Емкий термин «опыт» демонстрирует стремление о. Иоанна использовать собственные духовные испытания как доказательство Божьего присутствия. Именно за такое апеллирование к опыту, а не за богословские изыскания полюбили пастыря современные ему протестанты{168}. Перестав тратить силы на логическое доказательство того, что требовало мощнейшего духовного прорыва, он теперь приводил чудо Евхаристии как пример — а на самом деле и как доказательство — существования иных явлений религиозной жизни, непостижимых для человеческого разума:
«Из постоянного чуда пресуществления хлеба и вина в истинное Тело и Кровь Христову, с Его Божеством и Душою соединенные, я вижу чудо постоянного оживотворения человека божественным дыханием и сотворения его в душу живу. “И бысть”, сказано, “человек в душу живу”, а на св. Трапезе хлеб и вино по пресуществлении становятся не только в душу живу, но и “в дух животворящ” (1 Кор. 15, 45; Быт. 2, 7). И это все на моих глазах; и я это испытываю душою и телом, ощущаю живо. Боже мой! Какие страшные Таинства Ты творишь! Каким неизглаголанных Тайн Ты сделал меня зрителем и причастником. Слава Тебе, Творче мой! Слава Тебе, Творче Тела и Крови Христовых!»{169}
Сам факт пресуществления хлеба и вина в Тело и Кровь Христовы был настолько чудесен, что другие чудеса на его фоне или просто меркли, или даже вытекали из него: если человек способен поверить, что хлеб и вино суть Божественная Плоть и Кровь, то он сможет воспринять и другие явления, непостижимые уму. Отношение о. Иоанна к чудесам зиждилось именно на изначальном уверовании в чудо Евхаристии. Евхаристия — основа основ христианского обряда, она непостижима для человеческого разума и опровергает все естественные законы. Это по определению многократное, регулярно повторяющееся чудо. Христиане должны быть постоянно готовы к чуду, особенно в момент Святого Причащения, соединяющего человека с Богом наикратчайшим путем. О. Иоанн описывал чудодейственную силу причастия в весьма реалистичной манере:
«Хорошо молиться мне о людях, когда причащусь достойно: тогда Отец и Сын и Святый Дух, Бог мой во мне, и я имею великое пред Ним дерзновение. Царь тогда во мне, как в обители: проси чего хочешь. “К нему приидем и обитель у него сотворим. Елика хощете, просите, и будет вам” (Иоан. 14, 23; 15, 7)»{170}
Внутреннее чувство присутствия Божьего позднее дало о. Иоанну «дерзновение» молиться об исполнении просьб мирян и испытывать уверенность, что они будут исполнены. Более того, он чувствовал, что его миссия как священника состоит в том, чтобы хотя бы отчасти зажечь паству своим религиозным рвением. Спустя менее чем пять лет после рукоположения он уже считал неотъемлемой частью своей жизни ответственность за духовное становление прихожан, так что даже жаждал, чтобы они разделили его собственные достижения на пути к Господу. Так, в 1866 г. батюшка писал в дневнике: «Сегодня соединился с Господом в таинственном причащении на ранней литургии и бых полнота Исполняющего всяческая во всех. О, если бы это было всегда!.. то есть чтобы наполнить всех — все сердца»{171}. Неразрывная связь с паствой и совместное приобщение к Святым Тайнам стали сущностью его общественной пастырской ипостаси.

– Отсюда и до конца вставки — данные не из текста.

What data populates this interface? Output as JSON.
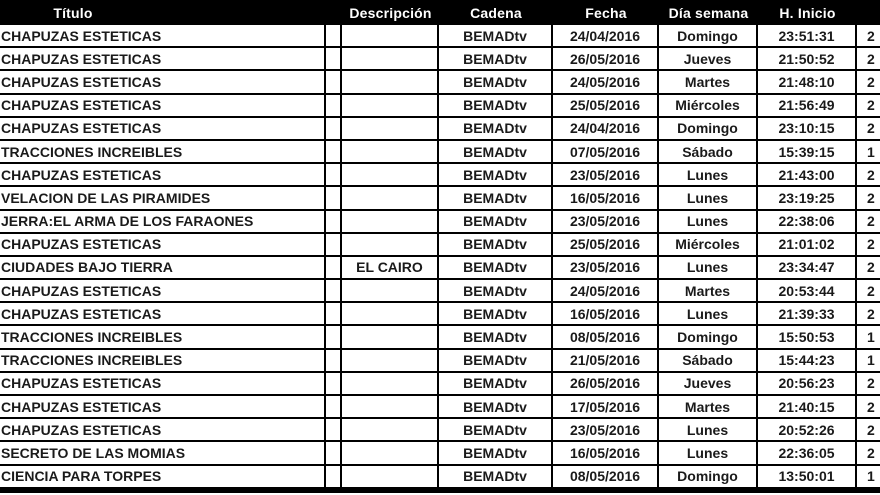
{
  "table": {
    "columns": [
      {
        "key": "titulo",
        "label": "Título"
      },
      {
        "key": "spacer",
        "label": ""
      },
      {
        "key": "descripcion",
        "label": "Descripción"
      },
      {
        "key": "cadena",
        "label": "Cadena"
      },
      {
        "key": "fecha",
        "label": "Fecha"
      },
      {
        "key": "dia_semana",
        "label": "Día semana"
      },
      {
        "key": "h_inicio",
        "label": "H. Inicio"
      },
      {
        "key": "h_fin_partial",
        "label": ""
      }
    ],
    "rows": [
      {
        "titulo": "CHAPUZAS ESTETICAS",
        "descripcion": "",
        "cadena": "BEMADtv",
        "fecha": "24/04/2016",
        "dia_semana": "Domingo",
        "h_inicio": "23:51:31",
        "h_fin_partial": "2"
      },
      {
        "titulo": "CHAPUZAS ESTETICAS",
        "descripcion": "",
        "cadena": "BEMADtv",
        "fecha": "26/05/2016",
        "dia_semana": "Jueves",
        "h_inicio": "21:50:52",
        "h_fin_partial": "2"
      },
      {
        "titulo": "CHAPUZAS ESTETICAS",
        "descripcion": "",
        "cadena": "BEMADtv",
        "fecha": "24/05/2016",
        "dia_semana": "Martes",
        "h_inicio": "21:48:10",
        "h_fin_partial": "2"
      },
      {
        "titulo": "CHAPUZAS ESTETICAS",
        "descripcion": "",
        "cadena": "BEMADtv",
        "fecha": "25/05/2016",
        "dia_semana": "Miércoles",
        "h_inicio": "21:56:49",
        "h_fin_partial": "2"
      },
      {
        "titulo": "CHAPUZAS ESTETICAS",
        "descripcion": "",
        "cadena": "BEMADtv",
        "fecha": "24/04/2016",
        "dia_semana": "Domingo",
        "h_inicio": "23:10:15",
        "h_fin_partial": "2"
      },
      {
        "titulo": "TRACCIONES INCREIBLES",
        "descripcion": "",
        "cadena": "BEMADtv",
        "fecha": "07/05/2016",
        "dia_semana": "Sábado",
        "h_inicio": "15:39:15",
        "h_fin_partial": "1"
      },
      {
        "titulo": "CHAPUZAS ESTETICAS",
        "descripcion": "",
        "cadena": "BEMADtv",
        "fecha": "23/05/2016",
        "dia_semana": "Lunes",
        "h_inicio": "21:43:00",
        "h_fin_partial": "2"
      },
      {
        "titulo": "VELACION DE LAS PIRAMIDES",
        "descripcion": "",
        "cadena": "BEMADtv",
        "fecha": "16/05/2016",
        "dia_semana": "Lunes",
        "h_inicio": "23:19:25",
        "h_fin_partial": "2"
      },
      {
        "titulo": "JERRA:EL ARMA DE LOS FARAONES",
        "descripcion": "",
        "cadena": "BEMADtv",
        "fecha": "23/05/2016",
        "dia_semana": "Lunes",
        "h_inicio": "22:38:06",
        "h_fin_partial": "2"
      },
      {
        "titulo": "CHAPUZAS ESTETICAS",
        "descripcion": "",
        "cadena": "BEMADtv",
        "fecha": "25/05/2016",
        "dia_semana": "Miércoles",
        "h_inicio": "21:01:02",
        "h_fin_partial": "2"
      },
      {
        "titulo": "CIUDADES BAJO TIERRA",
        "descripcion": "EL CAIRO",
        "cadena": "BEMADtv",
        "fecha": "23/05/2016",
        "dia_semana": "Lunes",
        "h_inicio": "23:34:47",
        "h_fin_partial": "2"
      },
      {
        "titulo": "CHAPUZAS ESTETICAS",
        "descripcion": "",
        "cadena": "BEMADtv",
        "fecha": "24/05/2016",
        "dia_semana": "Martes",
        "h_inicio": "20:53:44",
        "h_fin_partial": "2"
      },
      {
        "titulo": "CHAPUZAS ESTETICAS",
        "descripcion": "",
        "cadena": "BEMADtv",
        "fecha": "16/05/2016",
        "dia_semana": "Lunes",
        "h_inicio": "21:39:33",
        "h_fin_partial": "2"
      },
      {
        "titulo": "TRACCIONES INCREIBLES",
        "descripcion": "",
        "cadena": "BEMADtv",
        "fecha": "08/05/2016",
        "dia_semana": "Domingo",
        "h_inicio": "15:50:53",
        "h_fin_partial": "1"
      },
      {
        "titulo": "TRACCIONES INCREIBLES",
        "descripcion": "",
        "cadena": "BEMADtv",
        "fecha": "21/05/2016",
        "dia_semana": "Sábado",
        "h_inicio": "15:44:23",
        "h_fin_partial": "1"
      },
      {
        "titulo": "CHAPUZAS ESTETICAS",
        "descripcion": "",
        "cadena": "BEMADtv",
        "fecha": "26/05/2016",
        "dia_semana": "Jueves",
        "h_inicio": "20:56:23",
        "h_fin_partial": "2"
      },
      {
        "titulo": "CHAPUZAS ESTETICAS",
        "descripcion": "",
        "cadena": "BEMADtv",
        "fecha": "17/05/2016",
        "dia_semana": "Martes",
        "h_inicio": "21:40:15",
        "h_fin_partial": "2"
      },
      {
        "titulo": "CHAPUZAS ESTETICAS",
        "descripcion": "",
        "cadena": "BEMADtv",
        "fecha": "23/05/2016",
        "dia_semana": "Lunes",
        "h_inicio": "20:52:26",
        "h_fin_partial": "2"
      },
      {
        "titulo": "SECRETO DE LAS MOMIAS",
        "descripcion": "",
        "cadena": "BEMADtv",
        "fecha": "16/05/2016",
        "dia_semana": "Lunes",
        "h_inicio": "22:36:05",
        "h_fin_partial": "2"
      },
      {
        "titulo": "CIENCIA PARA TORPES",
        "descripcion": "",
        "cadena": "BEMADtv",
        "fecha": "08/05/2016",
        "dia_semana": "Domingo",
        "h_inicio": "13:50:01",
        "h_fin_partial": "1"
      }
    ],
    "colors": {
      "header_bg": "#000000",
      "header_text": "#ffffff",
      "cell_bg": "#ffffff",
      "cell_text": "#1a1a1a",
      "border": "#000000"
    }
  }
}
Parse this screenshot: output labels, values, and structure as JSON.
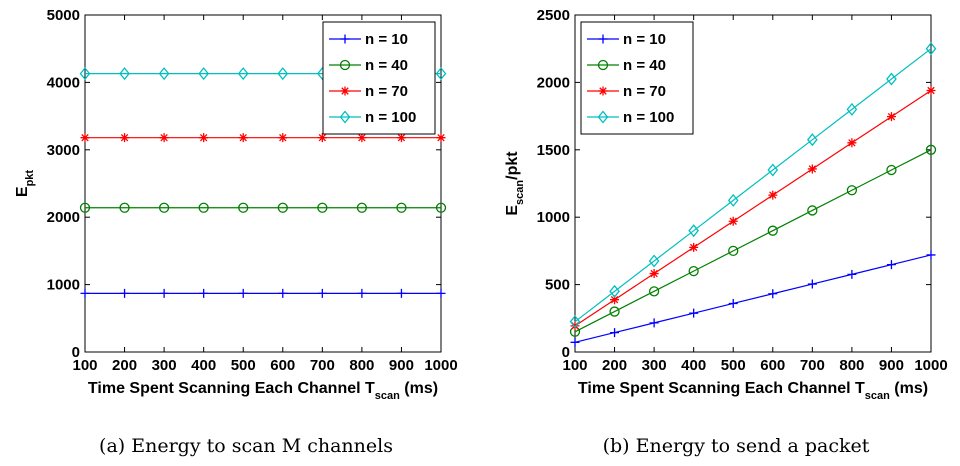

В своем стремлении полностью разделить духовные плоды православного богослужения с прихожанами о. Иоанн кардинально изменил сложившееся в России восприятие как самой службы, так и священника. Характерное для середины XIX в. стремление сделать литургию более близкой для паствы нашло в батюшке самого горячего сторонника. Любовь к Святому Причащению в сочетании с чувством ответственности перед паствой толкала его к более глубокому проникновению в евхаристический канон и к передаче собственного духовного опыта всем присутствующим в храме. Усилия пастыря на этом поприще имели большой успех и стали буквально откровением как для мирян, так и для самого церковного клира, знакомого с манерой его служения.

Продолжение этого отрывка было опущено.